History of the Wolfdog Breed
The term Wolfdog is often used for any dog that has some wolf ancestry and displays some of the physical traits of the typical Timber wolf. While there are many wolf varieties, it was the Timber wolf crossed with a German shepherd that created this new breed.
The term Wolfdog now refers to a legitimate breed that was initiated in the middle of the twentieth century, although acceptance and admission to the Club of Breeders was denied until 1982. Agreement was reached in Brno on March 20 th 1982, and the first 43 Wolfdog puppies were registered.
Within ten years of admission into the Club of Breeders, 1552 puppies from this new breed were registered in Prague . The records are maintained with The Main Pedigree Register. They are all descended from selected Timber Wolves and German Shepherds. After several successful generations the breed was limited to the descendents of the original selected animals.

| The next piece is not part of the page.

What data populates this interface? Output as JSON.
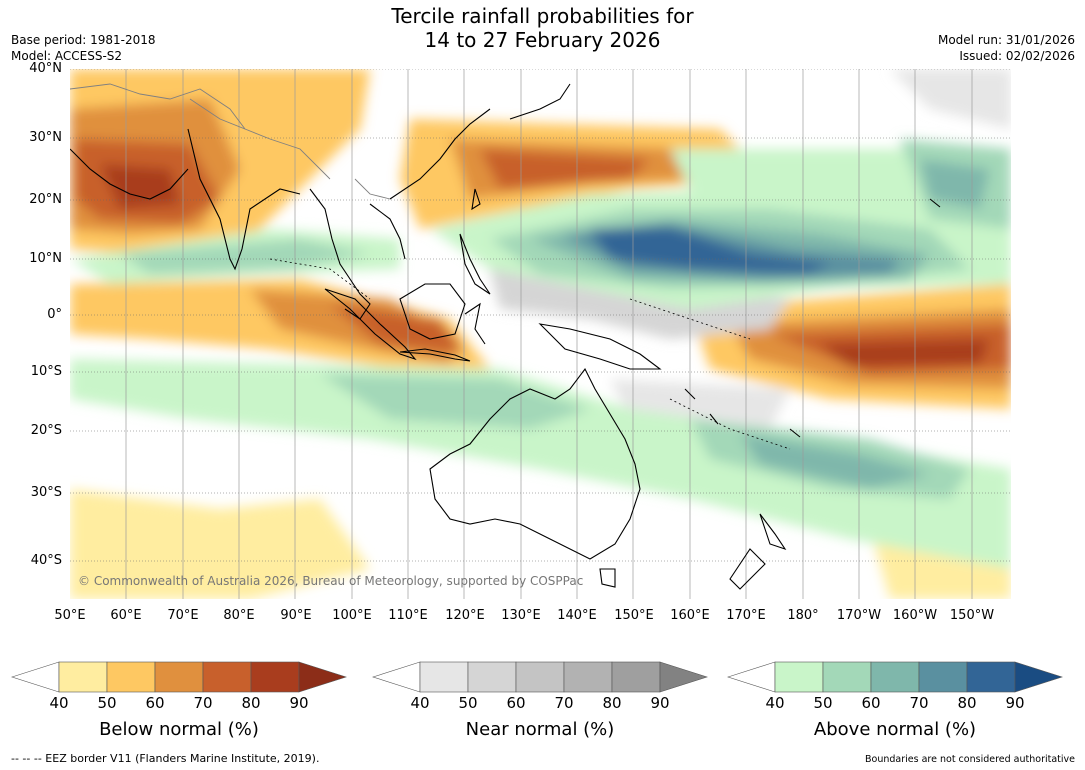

The first successful mating attempt of the Timber wolf and German shepherd resulted in the hybrid later known as the Wolfdog. This hybrid was examined, and their physical traits and temperament determined that they were strong trainable animals. The first she-wolf Brita delivered the initial two lines of this particular hybrid.
These cross breed dogs were then re-bred a second time with German shepherds. The resulting puppies were trained to be service dogs for army officials behind the iron curtain. By 1970 most of the hybrids were taken to kennels in Bratislava to be trained as service dogs for the border patrol guards.
After 1970 Slovak breeders were not feeling the same amount of pressure to produce and perfect the Wolfdog for the purposes of producing suitable animals for the armies needs. Instead work began on understanding and modifying the external physical traits of the Wolfdog. Major Frantisek Rosik who now serves as honorary president of the Slovak Club of Breeders is to be credited with giving rise to the continued development and creation of the Wolfdog species.
The 1970′s saw the continued mating and line of the Wolfdog. Sarik a pure bred Timber wolf was mated with a third generation female hybrid. This continued breeding in Czechoslovakia later led to the breed being renamed the Czechoslovakian Wolfdog.
Since the 1970′s there has been little recording of Wolfdog bleedings. In 1983 the German shepherd Bojar von Schotterhof was mated with a she-wolf named Lady. The birth of the puppies was recorded in the town of Libejovice , Bohemia . One of the puppies Kazan z Pohrani was then used for further mating of the Czechoslovakian Wolfdog. Since the birth of Kazan z Pohrani’s puppies, there has only been one other pure-blood breeding recorded with the pedigree registry.
In the western world the Timber Wolf and the Red Wolf of North America continue to interbreed with huskies, Samoyeds and other agreeable domestic dogs, producing various hybrids with wolf like traits. These animals due in part to mostly undocumented cross breeding have never been admitted to any dog registry despite their obvious DNA and other characteristic resemblances.
In the Northern USA and Canada , many rural residents, especially farmers and timber producers, boast of taking wolf puppies from the den, to cross breed with their own domestic dogs. These dogs provide protection for the farmers against loss of cattle and other stock, and generally, if handled well become excellent pets, and adapt well to the farming lifestyle.